Possible to notice any symptoms. The devices gather data about the patient and with time, develop a pattern that is measurable (Tana et al., 2017, p. 5). Therefore, any deviation from the norm would be picked up by the device prompting the user to take health cautions. For instance, the normal blood pressure of the user could be 120/ 80mm Hg. If the user’s range remains within this range with minimum variation, a substantial decrease or increase could mean that something is wrong with the body. Forthwith, the individual will take necessary precautions like going for a physical checkup. Since low utilizers only visit the hospital when sick, the device helps in identifying any symptoms of ill-health.

The group comprises tech-savvy generations that can exploit the wearable market. Most people in this category have the skills to operate these gadgets (Allen & Christie, 2016). Forthwith, they can effectively monitor their health with little intervention from healthcare providers. Popular devices like EKG monitor created by AliveCorenables users to track their heart rate anywhere with the aid of its Kardia Mobile app, in 30 seconds. Low utilizers will find this device not only convenient to carry around but easy to operate. Tech-savvy individuals in this group can effectively use the gadgets for the benefit of their health.

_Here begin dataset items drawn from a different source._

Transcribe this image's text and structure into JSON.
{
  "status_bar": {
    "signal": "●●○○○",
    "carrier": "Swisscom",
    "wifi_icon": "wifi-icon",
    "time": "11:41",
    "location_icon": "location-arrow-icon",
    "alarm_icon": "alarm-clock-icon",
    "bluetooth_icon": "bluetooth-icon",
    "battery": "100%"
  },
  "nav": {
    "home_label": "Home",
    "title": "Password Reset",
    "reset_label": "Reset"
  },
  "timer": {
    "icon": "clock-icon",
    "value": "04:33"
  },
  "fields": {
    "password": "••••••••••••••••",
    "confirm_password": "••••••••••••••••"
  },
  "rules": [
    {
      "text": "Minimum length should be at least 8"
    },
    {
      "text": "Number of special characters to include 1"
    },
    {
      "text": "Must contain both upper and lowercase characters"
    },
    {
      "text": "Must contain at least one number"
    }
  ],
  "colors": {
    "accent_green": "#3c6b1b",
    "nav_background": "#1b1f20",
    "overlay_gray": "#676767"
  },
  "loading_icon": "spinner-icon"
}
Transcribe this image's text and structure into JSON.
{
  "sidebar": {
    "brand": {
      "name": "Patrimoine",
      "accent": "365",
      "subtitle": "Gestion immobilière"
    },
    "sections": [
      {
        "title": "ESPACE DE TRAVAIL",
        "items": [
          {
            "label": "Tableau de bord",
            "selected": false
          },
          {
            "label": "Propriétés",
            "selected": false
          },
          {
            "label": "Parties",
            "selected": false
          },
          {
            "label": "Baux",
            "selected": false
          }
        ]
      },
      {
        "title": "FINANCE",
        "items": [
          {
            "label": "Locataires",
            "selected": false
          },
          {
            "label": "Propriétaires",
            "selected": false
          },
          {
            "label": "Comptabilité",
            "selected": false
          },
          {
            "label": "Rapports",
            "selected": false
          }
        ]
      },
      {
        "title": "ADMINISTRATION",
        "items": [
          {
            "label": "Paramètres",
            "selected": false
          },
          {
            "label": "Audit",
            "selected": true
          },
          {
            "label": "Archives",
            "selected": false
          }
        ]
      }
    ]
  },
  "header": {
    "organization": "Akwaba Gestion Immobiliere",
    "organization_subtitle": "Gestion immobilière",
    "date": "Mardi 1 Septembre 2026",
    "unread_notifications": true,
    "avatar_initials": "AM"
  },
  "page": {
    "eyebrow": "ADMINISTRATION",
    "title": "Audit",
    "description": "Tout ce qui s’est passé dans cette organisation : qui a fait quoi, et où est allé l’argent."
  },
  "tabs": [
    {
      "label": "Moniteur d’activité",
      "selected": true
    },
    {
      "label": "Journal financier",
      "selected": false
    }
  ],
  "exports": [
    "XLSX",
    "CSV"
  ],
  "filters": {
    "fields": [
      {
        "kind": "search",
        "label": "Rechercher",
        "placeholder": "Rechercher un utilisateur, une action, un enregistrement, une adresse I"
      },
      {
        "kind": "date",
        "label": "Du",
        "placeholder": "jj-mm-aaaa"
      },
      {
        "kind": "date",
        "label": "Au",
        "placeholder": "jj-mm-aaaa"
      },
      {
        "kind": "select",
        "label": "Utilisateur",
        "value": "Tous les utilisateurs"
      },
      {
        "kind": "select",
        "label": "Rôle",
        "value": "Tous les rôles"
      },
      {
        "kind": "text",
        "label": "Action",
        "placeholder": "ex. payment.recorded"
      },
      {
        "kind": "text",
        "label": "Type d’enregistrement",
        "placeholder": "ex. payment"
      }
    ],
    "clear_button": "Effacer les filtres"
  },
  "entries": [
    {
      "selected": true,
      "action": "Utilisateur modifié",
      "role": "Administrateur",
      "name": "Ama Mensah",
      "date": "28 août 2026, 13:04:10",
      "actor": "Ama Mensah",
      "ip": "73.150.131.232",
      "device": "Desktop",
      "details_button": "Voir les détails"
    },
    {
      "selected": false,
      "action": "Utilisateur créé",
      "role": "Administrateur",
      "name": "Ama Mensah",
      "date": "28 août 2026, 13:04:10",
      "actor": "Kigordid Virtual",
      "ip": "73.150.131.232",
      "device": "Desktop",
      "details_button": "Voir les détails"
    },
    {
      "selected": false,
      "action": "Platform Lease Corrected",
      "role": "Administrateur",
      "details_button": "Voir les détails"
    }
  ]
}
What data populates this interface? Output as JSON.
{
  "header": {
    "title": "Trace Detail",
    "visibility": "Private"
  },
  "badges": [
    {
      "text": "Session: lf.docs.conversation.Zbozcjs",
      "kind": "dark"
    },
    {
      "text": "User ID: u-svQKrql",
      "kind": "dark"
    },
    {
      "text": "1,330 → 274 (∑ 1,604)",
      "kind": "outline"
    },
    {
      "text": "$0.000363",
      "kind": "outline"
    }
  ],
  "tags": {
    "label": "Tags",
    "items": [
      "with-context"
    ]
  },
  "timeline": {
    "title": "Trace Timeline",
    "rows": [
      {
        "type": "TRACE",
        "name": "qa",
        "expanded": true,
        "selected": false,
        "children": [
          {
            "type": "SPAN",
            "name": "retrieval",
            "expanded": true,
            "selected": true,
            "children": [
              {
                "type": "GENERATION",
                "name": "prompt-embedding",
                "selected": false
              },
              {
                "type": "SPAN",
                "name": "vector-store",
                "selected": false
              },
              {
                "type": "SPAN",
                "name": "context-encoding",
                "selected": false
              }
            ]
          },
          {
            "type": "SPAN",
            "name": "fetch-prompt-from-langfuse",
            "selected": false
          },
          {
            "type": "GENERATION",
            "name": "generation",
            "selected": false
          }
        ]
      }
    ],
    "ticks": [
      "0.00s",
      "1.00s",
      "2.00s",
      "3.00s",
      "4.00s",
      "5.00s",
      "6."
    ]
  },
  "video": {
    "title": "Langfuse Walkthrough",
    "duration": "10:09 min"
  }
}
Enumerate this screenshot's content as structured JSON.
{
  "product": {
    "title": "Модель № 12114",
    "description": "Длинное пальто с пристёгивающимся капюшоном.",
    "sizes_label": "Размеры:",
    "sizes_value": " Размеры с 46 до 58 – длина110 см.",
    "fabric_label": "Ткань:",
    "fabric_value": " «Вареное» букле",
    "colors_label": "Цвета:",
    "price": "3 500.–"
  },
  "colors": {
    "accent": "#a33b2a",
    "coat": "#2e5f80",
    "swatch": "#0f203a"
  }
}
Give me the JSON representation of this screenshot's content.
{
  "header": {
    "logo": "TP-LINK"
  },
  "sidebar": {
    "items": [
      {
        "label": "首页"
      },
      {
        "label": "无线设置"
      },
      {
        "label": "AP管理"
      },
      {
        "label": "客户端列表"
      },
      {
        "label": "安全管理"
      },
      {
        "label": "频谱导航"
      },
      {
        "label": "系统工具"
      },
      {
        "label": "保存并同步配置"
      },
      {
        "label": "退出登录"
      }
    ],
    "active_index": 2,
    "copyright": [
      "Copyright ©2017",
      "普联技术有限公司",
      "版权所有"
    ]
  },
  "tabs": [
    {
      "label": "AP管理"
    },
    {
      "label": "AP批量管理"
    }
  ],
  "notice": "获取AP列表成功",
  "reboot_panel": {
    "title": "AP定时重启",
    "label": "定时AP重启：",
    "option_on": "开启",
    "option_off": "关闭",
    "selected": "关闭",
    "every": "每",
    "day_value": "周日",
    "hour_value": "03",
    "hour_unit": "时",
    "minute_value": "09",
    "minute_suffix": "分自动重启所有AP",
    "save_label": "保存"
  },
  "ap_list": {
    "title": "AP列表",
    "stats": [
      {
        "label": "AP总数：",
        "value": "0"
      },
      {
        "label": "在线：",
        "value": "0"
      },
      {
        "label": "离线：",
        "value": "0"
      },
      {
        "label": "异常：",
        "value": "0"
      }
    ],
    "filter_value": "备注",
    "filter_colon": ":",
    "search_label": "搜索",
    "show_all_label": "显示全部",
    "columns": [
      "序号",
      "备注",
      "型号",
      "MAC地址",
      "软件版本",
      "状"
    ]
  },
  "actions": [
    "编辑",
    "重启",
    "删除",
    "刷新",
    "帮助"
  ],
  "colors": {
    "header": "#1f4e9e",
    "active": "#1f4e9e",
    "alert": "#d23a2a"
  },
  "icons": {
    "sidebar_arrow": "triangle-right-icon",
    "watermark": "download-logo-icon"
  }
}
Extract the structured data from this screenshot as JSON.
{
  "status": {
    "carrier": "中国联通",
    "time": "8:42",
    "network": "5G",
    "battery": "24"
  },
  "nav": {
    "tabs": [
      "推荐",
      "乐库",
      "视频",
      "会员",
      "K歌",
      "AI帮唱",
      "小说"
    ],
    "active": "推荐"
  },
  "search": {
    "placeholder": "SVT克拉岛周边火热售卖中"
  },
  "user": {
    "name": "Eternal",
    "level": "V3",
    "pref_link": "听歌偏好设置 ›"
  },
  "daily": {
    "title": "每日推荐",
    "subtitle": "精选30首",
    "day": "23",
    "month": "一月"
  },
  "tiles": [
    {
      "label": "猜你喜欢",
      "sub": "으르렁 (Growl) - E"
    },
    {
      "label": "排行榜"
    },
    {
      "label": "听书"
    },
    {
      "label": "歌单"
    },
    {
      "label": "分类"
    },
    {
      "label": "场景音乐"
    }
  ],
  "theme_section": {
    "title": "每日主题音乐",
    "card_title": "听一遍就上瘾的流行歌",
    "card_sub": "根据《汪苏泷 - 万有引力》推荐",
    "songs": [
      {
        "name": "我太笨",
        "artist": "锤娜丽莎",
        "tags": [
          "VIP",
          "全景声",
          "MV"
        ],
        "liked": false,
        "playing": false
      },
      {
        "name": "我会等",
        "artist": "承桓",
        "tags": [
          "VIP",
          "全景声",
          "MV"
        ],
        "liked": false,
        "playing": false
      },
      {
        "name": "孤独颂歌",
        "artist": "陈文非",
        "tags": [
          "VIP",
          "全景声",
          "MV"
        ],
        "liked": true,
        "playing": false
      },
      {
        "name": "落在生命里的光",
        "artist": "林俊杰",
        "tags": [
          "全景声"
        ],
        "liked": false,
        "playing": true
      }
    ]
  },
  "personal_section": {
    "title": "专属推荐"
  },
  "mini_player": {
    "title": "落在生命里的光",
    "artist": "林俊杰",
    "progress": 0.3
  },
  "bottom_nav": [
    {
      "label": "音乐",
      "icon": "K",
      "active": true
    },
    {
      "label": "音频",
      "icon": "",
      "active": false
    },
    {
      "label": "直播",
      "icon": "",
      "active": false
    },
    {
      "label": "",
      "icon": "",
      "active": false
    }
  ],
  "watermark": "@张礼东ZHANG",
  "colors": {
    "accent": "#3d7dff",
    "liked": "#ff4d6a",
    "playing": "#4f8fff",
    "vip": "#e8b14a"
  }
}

The reliability of the devices is questionable. In the flooded market, some of these devices are meant for entertainment and novelty uses, rendering them ineffective for the group (Anderson et al., 2016). Again, the group is driven by convenience and opt for smartwatches and mobile apps, whose effectiveness is not guaranteed. The users can not trust the results posted by the devices.

Perceived, rather than actual benefits nay dominate motivates the use of the gadgets. Since the majority aims at improving its lifestyle and not actually suffering from an ailment, actual gains from the gadgets may not be realized. Instead, people are driven by the perceived benefits of using apps and devices (Anderson et al., 2016). For instance, a user may increase their exercise rate because their gadget shows them that it has improved their heartbeat. Equally, positive recordings of sleep patterns make the user feel good, promoting adequate sleep patterns. BioScarf, an alternative to air pollution masks, is a neckwear that is not only warm but also filters the wearer’s air to remove pathogens allergens, and even viral infections. It is questionable how a scarf would filter one’s air, but the users trust that the scarf would protect them from air-borne infections.In reality, the results could be false or not indicative of a person’s overall wellbeing, but they still make the user feel good about the item. The gadgets create perceived benefits through results that may be unreliable.

The gadgets would be discarded after serving their purpose. The user may not permanently keep these gadgets. Anderson et al. (2016), note that oral hygiene patients reduced the use of oral hygiene apps and gadgets once they attained their goal. Self-management is crucial in ensuring consistent use of a gadget, and without it, the item would not be used as much. Wearables risk being thrown away once they serve their purpose.


Wearables have similarities in opportunities across groups like enhancing health monitoring, motivate patients, but have varying differences across the subgroups. Among high utilizers, the wearables help physicians, and relatives monitor their ailing relatives. Equally, they motivate patients to maintain healthy lifestyles by encouraging them to eat healthily and exercise. However, these gadgets are too costly and complex to be efficiently used. Conversely, the moderate group benefits from data-based research and comfortable use. The downside of the wearables for this group includes data security, high costs, and lack of operational skills. The healthy group gain by being able to monitor their health, self-discovery, and gadget operations skills. Nonetheless, the devices may be unreliable and the gains perceived. The subgroups can benefit from wearables but must contend with existing challenges.